Referring to the near 1200 survey responses, some interesting results have been obtained. 76% of respondents expressed a strong or very strong appetite for changes to the network that maximise benefits. Reducing vehicle travel and carbon emissions emerged as the most commonly stated goal, with nearly half of respondents selecting it. When given the choice between short waits or short walks to public transport, those who stated a preference for “short waits” or “whatever gets me to my destination soonest” represented 77% of the respondents (853). 19% of respondents chose “short walks.


However, without doubt one the biggest changes that is embedded in the new network plan is the emergence of interchanging. According to the survey, a majority of respondents (76%) said they would accept more interchange if it would result in greater access and faster journeys for most people. The idea of hopping on and off buses is not a new concept, and the practice is experienced throughout major cities across Europe.



However, it presents a fundamental change to Irish behaviour, which will require a significant amount of buy-in to become accepted. According to transport consultants JWA, there is a trade-off between interchange and complexity that arises in many transport networks. The more a public transport network is designed to avoid interchange, the more complex it must be, and the poorer the frequency of many routes. As a result, the introduction of interchanging is proposed in an attempt to improve the reliability and frequency of public transport across the Cork Metropolitan Area.


Effects on Carrigaline, Crosshaven, Passage West and Ringaskiddy services:


There are several changes proposed to routes that operate in local towns and villages in the Carrigdhoun area, which will also see the implementation of new bus numbers, with the traditional 220, 225, 223 etc, set to become a thing of the past. The standout revelation is that Crosshaven will no longer have a direct route to and from Cork City, with passengers required to switch buses in Carrigaline. It will however have a direct bus to Carrigaline with a 30 minute frequency, which will also travel through housing estates in Carrigaline and on to Haulbowline.


Carrigaline is very much emerging as a ‘transport hub’ for the south of Cork and will now see no less than 8 different routes go through its catchment area. Three of these buses (3, 3A, 3B) will travel between the Carrigaline Primary Care Centre and Apple, all via Douglas, using either Donnybrook or Maryborough Hill. These will all operate on a regular service, at a frequency of either 10 or 20 minutes.

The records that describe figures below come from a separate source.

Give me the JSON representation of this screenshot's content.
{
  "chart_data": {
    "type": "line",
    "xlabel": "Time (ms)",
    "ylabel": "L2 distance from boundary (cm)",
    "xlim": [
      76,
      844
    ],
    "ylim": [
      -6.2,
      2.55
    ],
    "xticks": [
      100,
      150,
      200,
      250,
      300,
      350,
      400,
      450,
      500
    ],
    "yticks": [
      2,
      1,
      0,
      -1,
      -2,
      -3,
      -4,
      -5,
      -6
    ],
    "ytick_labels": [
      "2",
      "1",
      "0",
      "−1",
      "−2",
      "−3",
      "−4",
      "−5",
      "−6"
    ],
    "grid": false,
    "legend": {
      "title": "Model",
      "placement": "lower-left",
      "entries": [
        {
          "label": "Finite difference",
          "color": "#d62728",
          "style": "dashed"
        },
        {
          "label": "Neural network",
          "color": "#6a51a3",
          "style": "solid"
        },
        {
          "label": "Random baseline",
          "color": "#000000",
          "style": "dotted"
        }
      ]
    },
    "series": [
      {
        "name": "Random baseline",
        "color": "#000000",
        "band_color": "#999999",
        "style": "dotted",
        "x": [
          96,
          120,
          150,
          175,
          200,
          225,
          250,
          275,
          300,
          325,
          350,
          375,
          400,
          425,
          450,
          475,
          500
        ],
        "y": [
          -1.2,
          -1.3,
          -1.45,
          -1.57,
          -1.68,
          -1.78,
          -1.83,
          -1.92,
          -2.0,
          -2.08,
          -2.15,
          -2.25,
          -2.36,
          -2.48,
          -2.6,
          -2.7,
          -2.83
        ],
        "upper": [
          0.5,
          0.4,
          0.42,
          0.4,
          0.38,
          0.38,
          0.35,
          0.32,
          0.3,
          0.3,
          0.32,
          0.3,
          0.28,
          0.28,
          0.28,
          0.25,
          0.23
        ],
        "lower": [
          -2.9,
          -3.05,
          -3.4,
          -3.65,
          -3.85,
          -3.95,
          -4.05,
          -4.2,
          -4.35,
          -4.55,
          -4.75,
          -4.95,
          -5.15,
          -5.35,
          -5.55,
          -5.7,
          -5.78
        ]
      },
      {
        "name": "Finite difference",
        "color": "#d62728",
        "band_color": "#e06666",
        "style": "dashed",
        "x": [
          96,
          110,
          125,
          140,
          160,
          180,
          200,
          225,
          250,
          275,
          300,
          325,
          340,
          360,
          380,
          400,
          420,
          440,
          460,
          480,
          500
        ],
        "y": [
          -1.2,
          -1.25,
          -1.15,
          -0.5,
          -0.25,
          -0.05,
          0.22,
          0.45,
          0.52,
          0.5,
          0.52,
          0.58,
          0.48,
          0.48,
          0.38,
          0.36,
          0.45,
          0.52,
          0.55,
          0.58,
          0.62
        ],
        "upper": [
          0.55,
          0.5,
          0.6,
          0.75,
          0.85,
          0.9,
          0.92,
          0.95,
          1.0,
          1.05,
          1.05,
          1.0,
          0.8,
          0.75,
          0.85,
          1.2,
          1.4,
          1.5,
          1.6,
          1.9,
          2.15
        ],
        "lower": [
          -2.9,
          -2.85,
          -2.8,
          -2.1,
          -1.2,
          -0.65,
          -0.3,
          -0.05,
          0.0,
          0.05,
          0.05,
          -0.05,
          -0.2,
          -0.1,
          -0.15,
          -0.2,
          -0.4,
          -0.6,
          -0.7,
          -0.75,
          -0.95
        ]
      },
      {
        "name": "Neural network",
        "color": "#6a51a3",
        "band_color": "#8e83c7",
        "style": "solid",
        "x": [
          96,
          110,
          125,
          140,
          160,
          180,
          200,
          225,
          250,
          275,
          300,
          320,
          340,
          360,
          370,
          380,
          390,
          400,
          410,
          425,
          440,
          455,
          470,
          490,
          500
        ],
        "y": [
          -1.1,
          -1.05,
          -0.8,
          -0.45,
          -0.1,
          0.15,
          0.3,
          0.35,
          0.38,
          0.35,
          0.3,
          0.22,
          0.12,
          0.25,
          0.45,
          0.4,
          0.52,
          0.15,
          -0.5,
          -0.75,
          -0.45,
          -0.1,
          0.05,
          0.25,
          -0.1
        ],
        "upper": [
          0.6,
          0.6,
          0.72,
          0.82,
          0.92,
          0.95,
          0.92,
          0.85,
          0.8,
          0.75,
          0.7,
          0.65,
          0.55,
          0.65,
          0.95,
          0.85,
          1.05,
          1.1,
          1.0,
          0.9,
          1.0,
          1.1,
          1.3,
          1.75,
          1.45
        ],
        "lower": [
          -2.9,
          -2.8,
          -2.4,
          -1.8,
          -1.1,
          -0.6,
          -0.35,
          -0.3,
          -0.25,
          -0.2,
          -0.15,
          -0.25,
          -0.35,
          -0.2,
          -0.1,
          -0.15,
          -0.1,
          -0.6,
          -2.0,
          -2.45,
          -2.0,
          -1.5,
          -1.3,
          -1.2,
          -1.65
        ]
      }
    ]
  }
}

An hourly bus (42X) will operate between Main Street Carrigaline to Kent Train Station via Carrs Hill, while two buses (13A, 40) will connect Carrigaline with Haulbowline. One of these is essentially the current 225 route, while the other will begin in Crosshaven and finish in Haulbowline. Last but by no means least, Carrigaline will finally commence a route that connects with Passage West. This is the number 12 bus and will travel as far as the Bus Station via Douglas. It means that there will be no direct route between Carrigaline and both UCC and MTU (CIT).


It should be reiterated however, that one single fare will last 90 minutes from purchase, and passengers can hop from one bus to another without buying another ticket within that timescale.


A final service (81) will operate between Carrigaline and Ballincollig, but it appears that this will only run between Midnight to 5am.


Passage West gains its connection with Carrigaline on one hand, but loses its ties with Ringaskiddy and Shanbally on the other. It looks likely that an interchange will be possible near the Raffeen Hill crossroads, but this isn’t guaranteed. The number 12 bus connecting Carrigaline with Passage will service Carrigmahon Hill but only at ‘certain times’


Further information will no doubt emerge as part of the public consultation sessions which commence on November 17th. So far, local councillors and politicians have broadly welcomed the proposals but with some trepidation. Concerns have been raised already, mostly relating to new interchanging practices, and it is likely that these points will be raised regularly going forward.